To Franchise or Not to Franchise

One common mistake new owners make is that they immediately replace the existing flag with a new brand. In many cases, the hotel's existing franchise is perfectly suitable and helps drive traffic. On the other hand, the hotel's flag may be inappropriate for the location or the market it serves. Each case is different, say veteran owners.

For example, if an owner buys a branded hotel that's not generating substantial occupancy, the owner should evaluate the market and the competition. If there's a stronger brand out there and no other hotel bearing that flag, maybe it's time for a change.

Some of the more powerful hotel companies, including Marriott, Hilton, Starwood and InterContinental, offer toll-free reservations systems, as well as field-level support and preferred guest programs — all of which drive business, says Artusio of Dellisart Lodging. “Many owners sell because the hotel is not making money and they feel they have to dump it. Maybe all they really need to do is change the flag,” says Artusio.

In other cases, the hotel may not need a flag at all, and it may be costing the owner unnecessary franchise fees, says Lasky of Lodging Unlimited. “The only reason you should buy a franchise is that it leads to more business. We don't always recommend a flag, particularly if the hotel has high occupancy and limited competition,” he says.

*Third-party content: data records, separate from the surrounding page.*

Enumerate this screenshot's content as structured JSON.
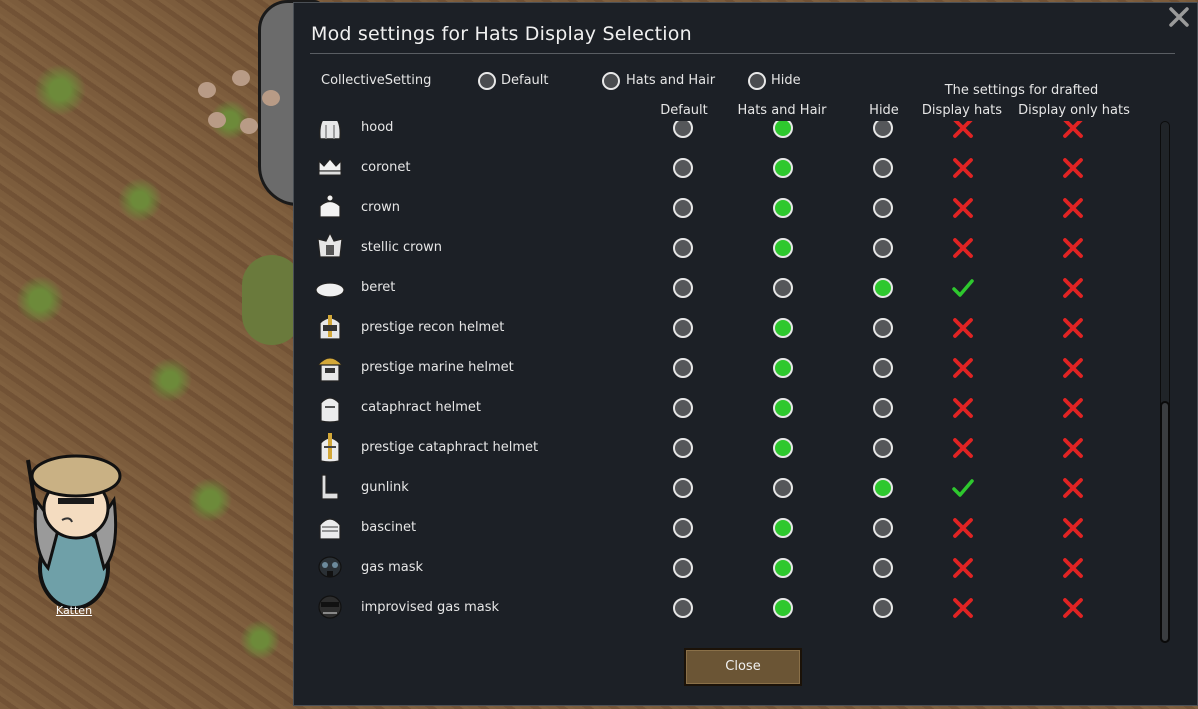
{
  "dialog": {
    "title": "Mod settings for Hats Display Selection",
    "collective_label": "CollectiveSetting",
    "collective_options": [
      "Default",
      "Hats and Hair",
      "Hide"
    ],
    "drafted_header": "The settings for drafted",
    "columns": [
      "Default",
      "Hats and Hair",
      "Hide",
      "Display hats",
      "Display only hats"
    ],
    "close_button": "Close"
  },
  "colonist": {
    "name": "Katten"
  },
  "colors": {
    "selected": "#2ec82e",
    "check": "#2ec82e",
    "cross": "#e02323",
    "button": "#6b5535"
  },
  "rows": [
    {
      "label": "hood",
      "icon": "hood-icon",
      "mode": "hats-and-hair",
      "display_hats": false,
      "display_only_hats": false
    },
    {
      "label": "coronet",
      "icon": "coronet-icon",
      "mode": "hats-and-hair",
      "display_hats": false,
      "display_only_hats": false
    },
    {
      "label": "crown",
      "icon": "crown-icon",
      "mode": "hats-and-hair",
      "display_hats": false,
      "display_only_hats": false
    },
    {
      "label": "stellic crown",
      "icon": "stellic-crown-icon",
      "mode": "hats-and-hair",
      "display_hats": false,
      "display_only_hats": false
    },
    {
      "label": "beret",
      "icon": "beret-icon",
      "mode": "hide",
      "display_hats": true,
      "display_only_hats": false
    },
    {
      "label": "prestige recon helmet",
      "icon": "recon-helmet-icon",
      "mode": "hats-and-hair",
      "display_hats": false,
      "display_only_hats": false
    },
    {
      "label": "prestige marine helmet",
      "icon": "marine-helmet-icon",
      "mode": "hats-and-hair",
      "display_hats": false,
      "display_only_hats": false
    },
    {
      "label": "cataphract helmet",
      "icon": "cataphract-helmet-icon",
      "mode": "hats-and-hair",
      "display_hats": false,
      "display_only_hats": false
    },
    {
      "label": "prestige cataphract helmet",
      "icon": "prestige-cataphract-helmet-icon",
      "mode": "hats-and-hair",
      "display_hats": false,
      "display_only_hats": false
    },
    {
      "label": "gunlink",
      "icon": "gunlink-icon",
      "mode": "hide",
      "display_hats": true,
      "display_only_hats": false
    },
    {
      "label": "bascinet",
      "icon": "bascinet-icon",
      "mode": "hats-and-hair",
      "display_hats": false,
      "display_only_hats": false
    },
    {
      "label": "gas mask",
      "icon": "gas-mask-icon",
      "mode": "hats-and-hair",
      "display_hats": false,
      "display_only_hats": false
    },
    {
      "label": "improvised gas mask",
      "icon": "improvised-gas-mask-icon",
      "mode": "hats-and-hair",
      "display_hats": false,
      "display_only_hats": false
    }
  ]
}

Owners pay franchise companies about 10% of the revenue generated by the hotel. For that reason, it's imperative that the flag work for the franchisee, says Marshall, whose managed hotels bear the names of Holiday Inn, Hampton Inn, Ramada, Comfort Inn and Comfort Inn and Suites.

Marketing Power

A well-crafted marketing and sales program can also make or break a property's success, say owners and managers. Perhaps no one knows this better than Englewood, Colo.-based Destination Hotels and Resorts. Because most of its 29 managed properties are independent upscale hotels in distinctive locations, it competes against chains with brand equity and corporate marketing clout, such as Four Seasons. Marriott's Ritz-Carlton and Starwood's St. Regis, says Charlie Peck, president and COO.

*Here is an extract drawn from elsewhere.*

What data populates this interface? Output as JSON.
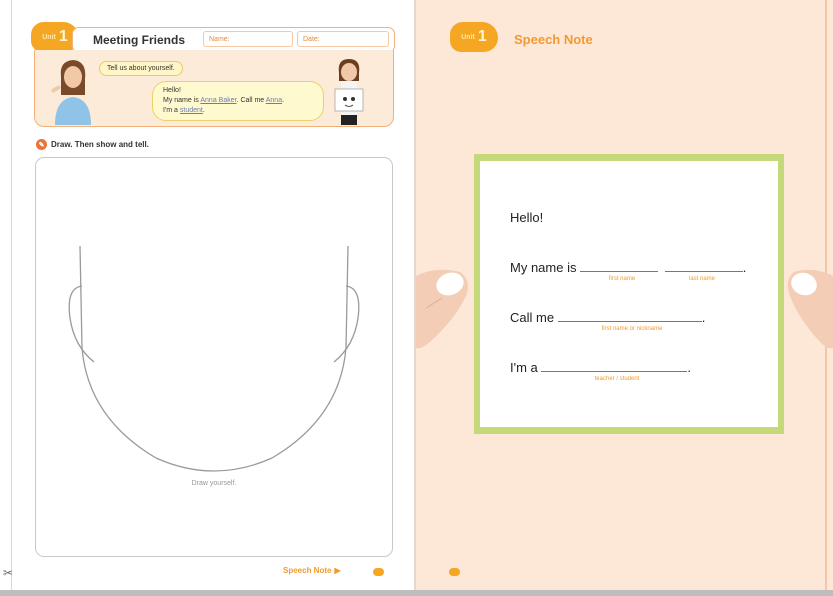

“Marketing is of pre-eminent importance,” says Peck, adding that Destination uses Internet booking sites, its Web site, direct mail and e-mail blasts to reach out to existing customers and potential new guests. “We deliver a compelling story through public relations and relationships with travel agents, meeting planners, and corporate accounts,” says Peck.

Lasky says that every hotel, including small limited-service properties, should have a marketing strategy. “If your plan is to place an ad in The Wall Street Journal once a year, that's a waste of money. A marketing program should be ongoing. If you want GE employees to stay at your hotel, you're going to have to spend time with GE selling your property,” he says.

Paying attention to management details can be essential to a hotel's bottom line. For example, payroll is often overlooked, yet it can be a huge money pit. Lodging Unlimited, for example, saved $600,000 in executive payroll during the first week that it began managing a full-service hotel. “The wrong people were doing the wrong jobs for the wrong salaries. We eliminated some jobs and reorganized the staff,” recalls Lasky.

Keeping Up Appearances

Another common problem is that owners' budgets for capital expenditures are often insufficient, says Moyar of MEI. Normally, lenders require hotel owners to set aside 4% of their yearly revenues for capital expenditures to cover hotel maintenance costs and renovations. Yet, most hotels actually need to spend 6% to 7% of their annual revenues to cover these costs. Otherwise, the hotel can become run-down and have a negative effect on occupancy and revenues, he says.

Thirty percent of owners sell because the hotel needs capital improvements, and they don't have enough money, says Moyar. “Owners need to understand that if they want to hold onto their assets, they need to set aside sufficient funds.”

Robyn Taylor Parets is a Sharon, Mass.-based writer.